Company: Fantasy Football Toolbox
Launched: 1996
Full time: 2007
Site: www.fftoolbox.com
It would probably be a bit of an exaggeration to say that everyone who starts up their own website (or any other business) does so with the ultimate goal of making a living with it. One would have to imagine, though, that most such ventures are built on that dream.
Jeff Christiansen, for one, enjoys spending all of his professional effort on the site he has been running for 12 years.
“I enjoyed programming, but I’m happy to be my own boss,” he says of running FFToolbox.com full time since 2007.
Christiansen — a former ColdFusion programmer — launched Fantasy Football Arsenal in summer 1996, as an outlet for the publication of fantasy football cheatsheets he was already compiling.

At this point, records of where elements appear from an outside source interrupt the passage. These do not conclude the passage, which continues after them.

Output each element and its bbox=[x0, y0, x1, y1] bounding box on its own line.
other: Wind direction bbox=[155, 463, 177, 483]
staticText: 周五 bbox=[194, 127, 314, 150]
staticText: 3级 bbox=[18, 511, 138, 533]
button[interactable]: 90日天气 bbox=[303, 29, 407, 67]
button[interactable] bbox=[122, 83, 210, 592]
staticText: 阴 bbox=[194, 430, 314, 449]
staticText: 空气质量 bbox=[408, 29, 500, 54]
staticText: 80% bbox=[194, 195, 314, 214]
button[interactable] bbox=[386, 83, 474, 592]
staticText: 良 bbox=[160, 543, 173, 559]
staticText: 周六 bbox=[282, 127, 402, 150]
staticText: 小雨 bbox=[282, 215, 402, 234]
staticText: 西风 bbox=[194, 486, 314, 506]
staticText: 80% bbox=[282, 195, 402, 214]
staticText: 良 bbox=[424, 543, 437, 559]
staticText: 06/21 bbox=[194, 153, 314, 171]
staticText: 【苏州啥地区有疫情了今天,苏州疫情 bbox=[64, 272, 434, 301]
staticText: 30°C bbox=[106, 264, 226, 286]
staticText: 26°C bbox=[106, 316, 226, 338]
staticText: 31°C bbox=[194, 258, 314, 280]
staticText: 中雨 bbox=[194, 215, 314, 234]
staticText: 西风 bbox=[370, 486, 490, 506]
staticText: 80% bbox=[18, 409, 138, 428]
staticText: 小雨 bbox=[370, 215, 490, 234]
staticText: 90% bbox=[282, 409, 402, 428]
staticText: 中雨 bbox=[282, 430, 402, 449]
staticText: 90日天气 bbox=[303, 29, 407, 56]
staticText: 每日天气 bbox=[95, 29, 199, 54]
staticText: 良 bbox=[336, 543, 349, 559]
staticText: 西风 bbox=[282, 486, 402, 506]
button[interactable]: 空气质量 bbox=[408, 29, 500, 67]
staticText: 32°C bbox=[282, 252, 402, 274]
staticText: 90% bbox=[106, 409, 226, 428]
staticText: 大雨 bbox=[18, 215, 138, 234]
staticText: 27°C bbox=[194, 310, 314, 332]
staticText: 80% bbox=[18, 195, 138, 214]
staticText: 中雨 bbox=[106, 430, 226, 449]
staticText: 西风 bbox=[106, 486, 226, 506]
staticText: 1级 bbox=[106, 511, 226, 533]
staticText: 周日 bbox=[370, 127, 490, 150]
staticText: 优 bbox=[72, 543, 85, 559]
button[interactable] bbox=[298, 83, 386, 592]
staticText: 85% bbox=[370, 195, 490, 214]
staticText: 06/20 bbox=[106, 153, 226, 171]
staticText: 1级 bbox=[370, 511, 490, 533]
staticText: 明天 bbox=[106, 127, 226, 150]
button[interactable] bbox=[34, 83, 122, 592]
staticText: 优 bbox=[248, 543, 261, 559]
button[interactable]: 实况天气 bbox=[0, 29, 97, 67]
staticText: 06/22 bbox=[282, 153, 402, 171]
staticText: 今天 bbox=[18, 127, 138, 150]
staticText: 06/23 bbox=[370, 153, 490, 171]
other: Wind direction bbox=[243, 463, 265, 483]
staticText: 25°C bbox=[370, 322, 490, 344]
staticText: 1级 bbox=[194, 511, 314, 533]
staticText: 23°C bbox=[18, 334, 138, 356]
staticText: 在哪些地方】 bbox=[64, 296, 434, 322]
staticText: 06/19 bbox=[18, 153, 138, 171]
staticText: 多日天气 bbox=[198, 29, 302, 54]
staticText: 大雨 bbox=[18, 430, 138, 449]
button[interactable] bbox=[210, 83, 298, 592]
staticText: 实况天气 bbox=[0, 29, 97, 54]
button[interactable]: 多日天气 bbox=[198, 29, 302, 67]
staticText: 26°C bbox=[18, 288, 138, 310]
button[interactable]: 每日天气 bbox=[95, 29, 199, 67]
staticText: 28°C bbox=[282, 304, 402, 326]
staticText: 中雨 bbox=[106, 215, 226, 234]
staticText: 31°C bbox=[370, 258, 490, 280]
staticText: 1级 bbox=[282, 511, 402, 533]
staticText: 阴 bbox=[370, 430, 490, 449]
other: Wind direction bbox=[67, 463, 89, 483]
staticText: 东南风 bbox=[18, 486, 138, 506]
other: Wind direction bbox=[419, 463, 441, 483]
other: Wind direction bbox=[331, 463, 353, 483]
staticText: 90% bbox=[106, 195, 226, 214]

“I realized I was onto something when I started getting emails from people asking me for help with their teams and to update my rankings,” he said.
What he also soon realized as the site began to get more visitors was that it shared its name with a popular member of probably the world’s best known sports league — England’s Premiership. The arrival of e-mails from Arsenal fans asking where they could find information on their favorite football team led Christiansen to his current online residence at FFToolbox.com.
Fantasy Football Toolbox got in early on the game of fantasy advice and continues to pride itself on the kind of technological advantage one would expect from a site created by a programmer.
“We try to stay on top of the latest technology,” Christiansen says. “For example, we offer several different RSS feeds, we launched our weekly online fantasy football radio show in August, and we have a fan page on Facebook.”
Also, as you might expect from the name, the site features a number of draft- and management-related tools. Player rankings go deep enough to even include offensive lines, return men and punters. Myriad tools help users do everything from getting to know the players to preparing their draft work area to even naming their teams.
The team-name generator offers five categories from which it will randomly offer 20 possible names at a time. A few quick clicks offered me winners such as “Preferred Woodchucks,” “Enthusiastic Moose,” “Familiar Cockroaches,” “Rotten Lions” (which is, of course, already taken by a real NFL team), “Useless Dingoes,” “Comprehensive Backhoes,” “Enormous Screwdrivers” (which will quickly be appropriated by that one male friend of yours who doesn’t know why he isn’t married yet) and “Corporate Stallions” (the team of CEOs that no one else in the bowling league likes).
The most worthwhile tool on the site, though, has to be the customizable cheatsheets, which allow users to adjust for their scoring systems, league sizes and roster sizes.
Although the site’s name contains only football, Fantasy Football Toolbox offers content in other areas as well. In addition to the 10 freelance writers covering the primary focus, five writers are devoted to the NFL Draft, five more to baseball and one to NASCAR. Baseball and NBA Draft coverage were just added this year, while the NFL Draft joined the menu in 2006 and NASCAR pulled in back in 2004.
The site turns a profit and supports its freelance staff with the advertising that was added in 2001, Christiansen says, and because he brought with him the programming background, the startup costs were minimal. Fantasy Football Toolbox also offers all of its features for free in an interface that is purposely devoid of unnecessary aesthetic treats.
“We focus on having a clean, fast and easy-to-use interface without a lot of unnecessary images or effects,” Christian says.